In Mrs Gibson's submission, every case is important to the client and this one was not so important as to take it out of the norm and hence make it exceptional.
(vii) Settlement, etc.
Mrs Gibson accepted that the settlement discussions had been constructive, but it had been agreed that the defenders would meet the expense of these, and accordingly, because the pursuer's solicitors were already being re-imbursed for that, they should not be rewarded by an uplift in fees. At the settlement discussions, the pursuer's own solicitor had not said anything of note and should not be rewarded for work done by counsel.

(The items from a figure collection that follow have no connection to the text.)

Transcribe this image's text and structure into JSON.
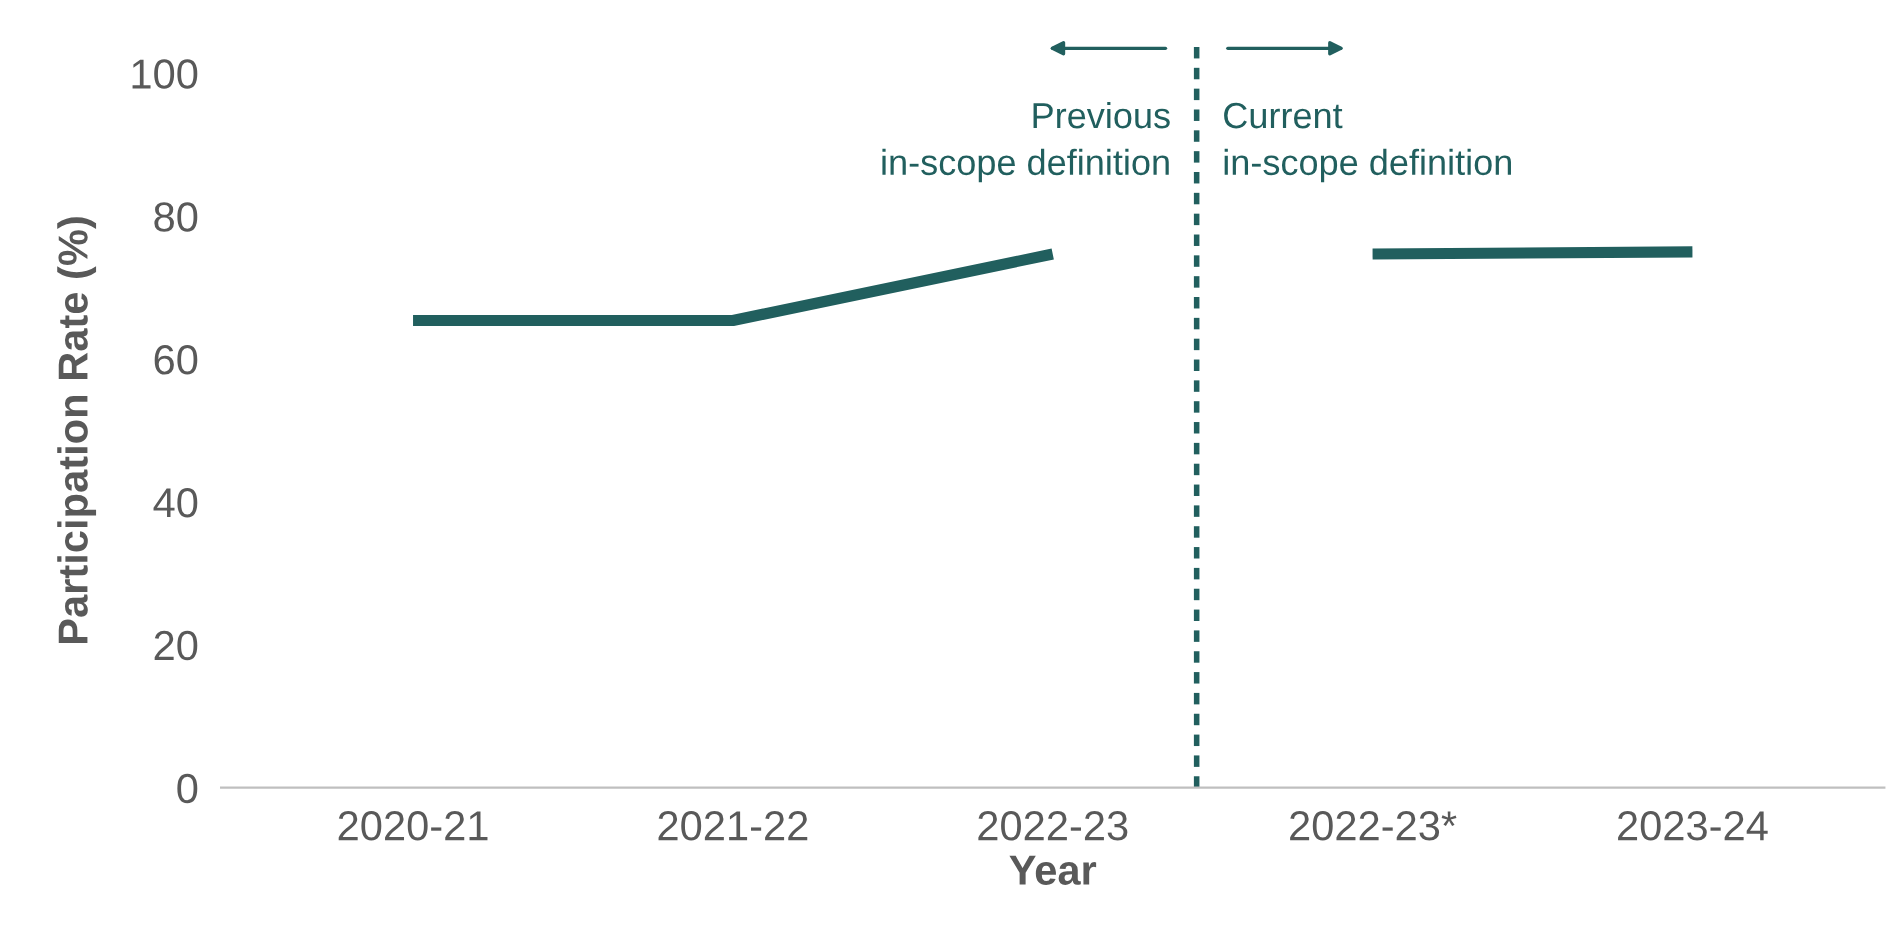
{
  "chart_data": {
    "type": "line",
    "xlabel": "Year",
    "ylabel": "Participation Rate (%)",
    "categories": [
      "2020-21",
      "2021-22",
      "2022-23",
      "2022-23*",
      "2023-24"
    ],
    "series": [
      {
        "color": "#215f5e",
        "values": [
          65.4,
          65.4,
          74.7,
          null,
          null
        ]
      },
      {
        "color": "#215f5e",
        "values": [
          null,
          null,
          null,
          74.7,
          75.0
        ]
      }
    ],
    "ylim": [
      0,
      100
    ],
    "yticks": [
      0,
      20,
      40,
      60,
      80,
      100
    ],
    "grid": false,
    "legend": false,
    "annotations": [
      "Previous\nin-scope definition",
      "Current\nin-scope definition"
    ]
  }
}
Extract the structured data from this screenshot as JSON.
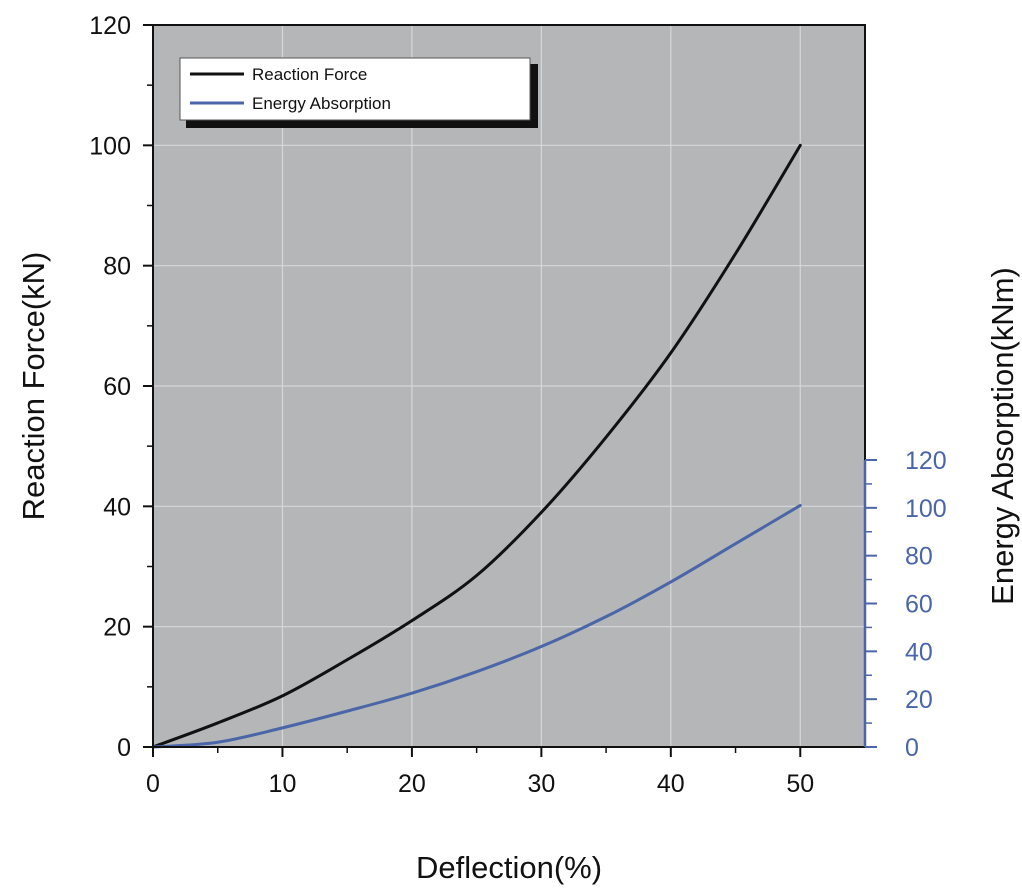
{
  "chart_data": {
    "type": "line",
    "xlabel": "Deflection(%)",
    "ylabel_left": "Reaction Force(kN)",
    "ylabel_right": "Energy Absorption(kNm)",
    "xlim": [
      0,
      55
    ],
    "ylim_left": [
      0,
      120
    ],
    "ylim_right": [
      0,
      120
    ],
    "x_ticks": [
      0,
      10,
      20,
      30,
      40,
      50
    ],
    "y_left_ticks": [
      0,
      20,
      40,
      60,
      80,
      100,
      120
    ],
    "y_right_ticks": [
      0,
      20,
      40,
      60,
      80,
      100,
      120
    ],
    "grid": true,
    "legend_position": "top-left",
    "colors": {
      "plot_background": "#b5b6b8",
      "grid": "#d6d7d9",
      "reaction_force": "#111111",
      "energy_absorption": "#4a66a8",
      "right_axis": "#4a66a8"
    },
    "series": [
      {
        "name": "Reaction Force",
        "axis": "left",
        "color": "#111111",
        "x": [
          0,
          5,
          10,
          15,
          20,
          25,
          30,
          35,
          40,
          45,
          50
        ],
        "values": [
          0,
          4,
          8.5,
          14.5,
          21,
          28.5,
          39,
          51.5,
          65.5,
          82,
          100
        ]
      },
      {
        "name": "Energy Absorption",
        "axis": "right",
        "color": "#4a66a8",
        "x": [
          0,
          5,
          10,
          15,
          20,
          25,
          30,
          35,
          40,
          45,
          50
        ],
        "values": [
          0,
          2,
          8,
          15,
          22.5,
          31.5,
          42,
          54.5,
          69,
          85,
          101
        ]
      }
    ]
  }
}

She submitted that, in the event that I was against the defender on the issue of uplift, I should award no more than 15%.
Response by the pursuer
Mr Lloyd submitted that in any case which a client tries to commit suicide, the case becomes more complex and hence requires greater skill on the part of the solicitors.
Decision
I am satisfied in this case that an uplift can be justified under the following headings of Schedule 1 of the Act of Sederunt, viz. (i) complexity; (ii) skill; (iii) number of reports and (v) importance to the client. To some extent these categories inevitably overlap.
(i) Complexity
The case involved issues not restricted to orthopaedic matters and what became of particular importance at an early stage were the psychological and psychiatric effects on the pursuer of his injuries. That, in turn, reflected upon his suitability for future employment and raised the question of what type of work the pursuer could do in future. The fact that the pursuer's injuries were likely to have caused the breakdown in his marriage and that an adverse report from one of the defenders' specialists may have prompted his suicide attempt made the issue of future employment more complex than the norm and hence they came, in my opinion, exceptional (Walker v Gillespie, supra) or particularly unusual. (Gray v. Babcock, supra)
(ii) Skill
The various matters raised in the previous paragraph and, in particular, the pursuer's mental state were such as to place more than the normal demands on the skills of any solicitor involved. Considerable tact and patience may have been required in raising potentially-sensitive issues with the pursuer and not least those issues in relation to his future employment.
(iii) Reports
While there were not an unusual number of reports and productions in this case, their content required a careful consideration, particularly when aired with the pursuer, given his reaction to the report from Professor Rowley.
(iv) Importance to the client.
While the outcome of any case is undoubtedly important to the client, the outcome of this case would be of particular importance to this pursuer, given the marital breakdown and his suicide attempt. The latter could have raised serious issues for any potential employer and hence was likely to make the calculation and agreement of any settlement figure more difficult, and more significant for the pursuer.
(vii) Settlement
While I accept that the settlement was achieved after a fruitful meeting between the parties, at which, no doubt, both counsel and the solicitors involved knew the particular importance of achieving a settlement for this pursuer. I do not, however, regard the efforts put in by the pursuer's solicitors as being particularly unusual in the circumstances.
Given that the pursuer's solicitors instructed counsel in this case, I am of the opinion that an uplift in the solicitors' fees of 75% cannot be justified. However, taking into consideration the headings under which I am of the opinion that an uplift is justified, I have come to the conclusion in the circumstances an uplift of 25% is appropriate.